In 2022, Western museums and biennials rallied around cultural boycotts of Russia. Artistic communities withdrew from exhibitions, institutions suspended collaborations, and a moral consensus rapidly coalesced: We will not legitimize violence. Yet this fervour often collapses when faced with other ongoing catastrophes — whether in Gaza, Yemen, or Sudan — and raises a broad question: Why is only some violence deemed boycott‑worthy?

The answer lies in how moral universality is situated within global power and racial hierarchies.

Art work by Sawangwongse Yawnghwe (photo courtesy of the artist)

To appreciate this, we must turn not only to institutions with their stated principles but also to how ethics are conscripted selectively within cultural discourse. When violence is perpetrated by geopolitical “Others,” it becomes condemnable. When it is supported, enabled, or ignored by Western alliances, outrage is muted, deflected, or reframed as “complex conflict.”

This is not just bad politics; it’s a structural problem of universalism — what Zahi Zalloua, Cushing Eells Professor of Philosophy and Literature and a professor of Indigeneity, Race, and Ethnicity Studies at Whitman College (USA), describes as the necessity to rethink who constitutes the universal subject of moral concern. In Universal Politics, Zalloua argues that genuine universality emerges not from abstract humanism but from the “part of no‑part” — the marginalized and excluded whose suffering exposes the limits of our claims to moral universality.

He writes: “What grounds a universal politics, as well as giving it its emancipatory orientation, is the part of no‑part: the universal reveals itself, after all, through what is missing… the socioeconomically dispossessed, the migrant/refugee, the racialized…”

If the very idea of universality is predicated on what the system excludes, then Western institutions’ selective empathy tells us something essential: some lives are treated as fully human and grievable, others not.

Destroyed Ukrainian tanks and a severely damaged giant tractor on display at the War Exhibition, Kyiv (Photo by Zarni, 2025)

The War Exhibition, Kyiv (Photo by Zarni, 2025)

This dynamic resonates with Slavoj Žižek’s broader critique of ideology as the unexamined condition shaping discourse. Žižek has repeatedly shown that cultural narratives often obscure the very power relations that produce suffering in the first place — and that moral clarity is frequently aligned with geopolitical interests rather than consistent principles. In other words, ideology shapes which violences can be named, and which must be contained within existing power structures.

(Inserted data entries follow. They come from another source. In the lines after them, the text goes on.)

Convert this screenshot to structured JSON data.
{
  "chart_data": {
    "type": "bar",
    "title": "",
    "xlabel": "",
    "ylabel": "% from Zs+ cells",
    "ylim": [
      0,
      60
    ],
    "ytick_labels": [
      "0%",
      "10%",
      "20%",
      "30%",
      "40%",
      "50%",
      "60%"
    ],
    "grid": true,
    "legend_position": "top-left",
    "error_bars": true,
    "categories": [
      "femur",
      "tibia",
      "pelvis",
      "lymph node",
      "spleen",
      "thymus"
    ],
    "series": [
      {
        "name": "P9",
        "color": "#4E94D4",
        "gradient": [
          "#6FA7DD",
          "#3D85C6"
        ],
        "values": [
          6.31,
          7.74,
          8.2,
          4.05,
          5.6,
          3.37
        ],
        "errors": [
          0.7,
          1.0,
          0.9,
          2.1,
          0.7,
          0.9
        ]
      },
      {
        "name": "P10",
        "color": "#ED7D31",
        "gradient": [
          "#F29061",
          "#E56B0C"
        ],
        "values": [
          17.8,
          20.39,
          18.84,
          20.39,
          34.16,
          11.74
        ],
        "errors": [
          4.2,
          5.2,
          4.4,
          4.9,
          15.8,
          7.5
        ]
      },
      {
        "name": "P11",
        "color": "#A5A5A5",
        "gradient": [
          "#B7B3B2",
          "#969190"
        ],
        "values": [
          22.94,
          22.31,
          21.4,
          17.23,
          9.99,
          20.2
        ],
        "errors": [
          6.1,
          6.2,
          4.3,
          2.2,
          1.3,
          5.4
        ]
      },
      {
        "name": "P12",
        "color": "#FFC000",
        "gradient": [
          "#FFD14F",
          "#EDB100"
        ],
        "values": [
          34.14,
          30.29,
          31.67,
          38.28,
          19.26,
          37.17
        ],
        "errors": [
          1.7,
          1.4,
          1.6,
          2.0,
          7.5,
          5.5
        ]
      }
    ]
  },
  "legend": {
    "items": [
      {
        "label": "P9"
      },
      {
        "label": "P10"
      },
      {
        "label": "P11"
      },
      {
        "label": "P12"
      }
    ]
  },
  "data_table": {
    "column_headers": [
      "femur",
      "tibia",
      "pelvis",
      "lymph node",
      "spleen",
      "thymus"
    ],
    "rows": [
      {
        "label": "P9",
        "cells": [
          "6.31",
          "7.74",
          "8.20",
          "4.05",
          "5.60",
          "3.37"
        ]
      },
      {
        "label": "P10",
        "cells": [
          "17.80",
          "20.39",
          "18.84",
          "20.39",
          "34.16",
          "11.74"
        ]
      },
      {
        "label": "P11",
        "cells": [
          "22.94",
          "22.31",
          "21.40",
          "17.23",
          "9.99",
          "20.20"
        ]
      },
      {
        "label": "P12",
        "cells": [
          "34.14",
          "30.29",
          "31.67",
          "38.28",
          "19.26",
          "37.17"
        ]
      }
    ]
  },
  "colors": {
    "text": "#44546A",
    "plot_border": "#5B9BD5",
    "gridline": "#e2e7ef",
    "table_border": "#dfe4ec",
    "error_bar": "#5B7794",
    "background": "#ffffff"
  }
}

When we see widespread cultural boycotts of Russian institutions — but not of Western or Gulf cultural events connected to states implicated in severe violence — we are witnessing ideology at work, not principle alone.

This dissonance is exemplified by how institutions such as MoMA or biennials in the Gulf continue to operate as global platforms with little moral reckoning over their geopolitical entanglements. For artists, refusing Russia may carry minimal risk to one’s career, whereas refusing New York or European platforms often means professional erasure. In this sense, ethical expectations are enforced downward, while institutional power goes unchecked.

Zalloua’s work helps us think beyond this double standard by reframing the Palestinian struggle — for example — as integral to global solidarity among the excluded. In Solidarity and the Palestinian Cause, he emphasizes how struggles against racial domination and economic exploitation are interlocking, and how the Palestinian cause has fostered reciprocal solidarity with movements like Black Lives Matter.

A mural that depicts #BlackLivesMatter-#FreePalestine solidarity on the illegal Israel-built Apartheid Wall, Aida Camp, Bethlehem, the West Bank, Occupied Palestine (photo by Zarni, January 2025).

This is not a call for moral equivalence, but for a universal politics that refuses the comfort of selective empathy. A politics that sees the bombing of Ukrainian cities alongside the grinding violence in Gaza, Yemen, or Sudan not as separate moral categories but as interconnected manifestations of a global order that privileges some lives over others.

Art institutions bear a particular responsibility here. When they frame boycotts as ethical gestures against violence in one context but continue business as usual in others, they inadvertently replicate the very hierarchies that make such violence possible. Instead of moral posturing, what is needed is structural honesty — a willingness to interrogate why some violences are visible and others are not.

Palestinian refugee artists use Israel’s apartheid wall as their space for artistic resistance, Aida Camp, the West Bank (photo by Zarni, January 2025)

A universal artistic ethics cannot thrive when outrage is selective and moral concern is calibrated by race or geopolitical convenience. If the art world wants to live up to its claims of being a space of critical reflection and social imagination, it must confront not just particular acts of violence, but the frameworks that determine which violences are named and which are neglected.

This means not only boycotting when it is easy and career‑safe, but confronting — publicly and consistently — the full range of structural violence that infuses our global cultural economy. Only then can we begin to move toward a truly universal politics of art.

Ray Thek is a pseudonym for a Myanmar writer who needs to remain anonymous.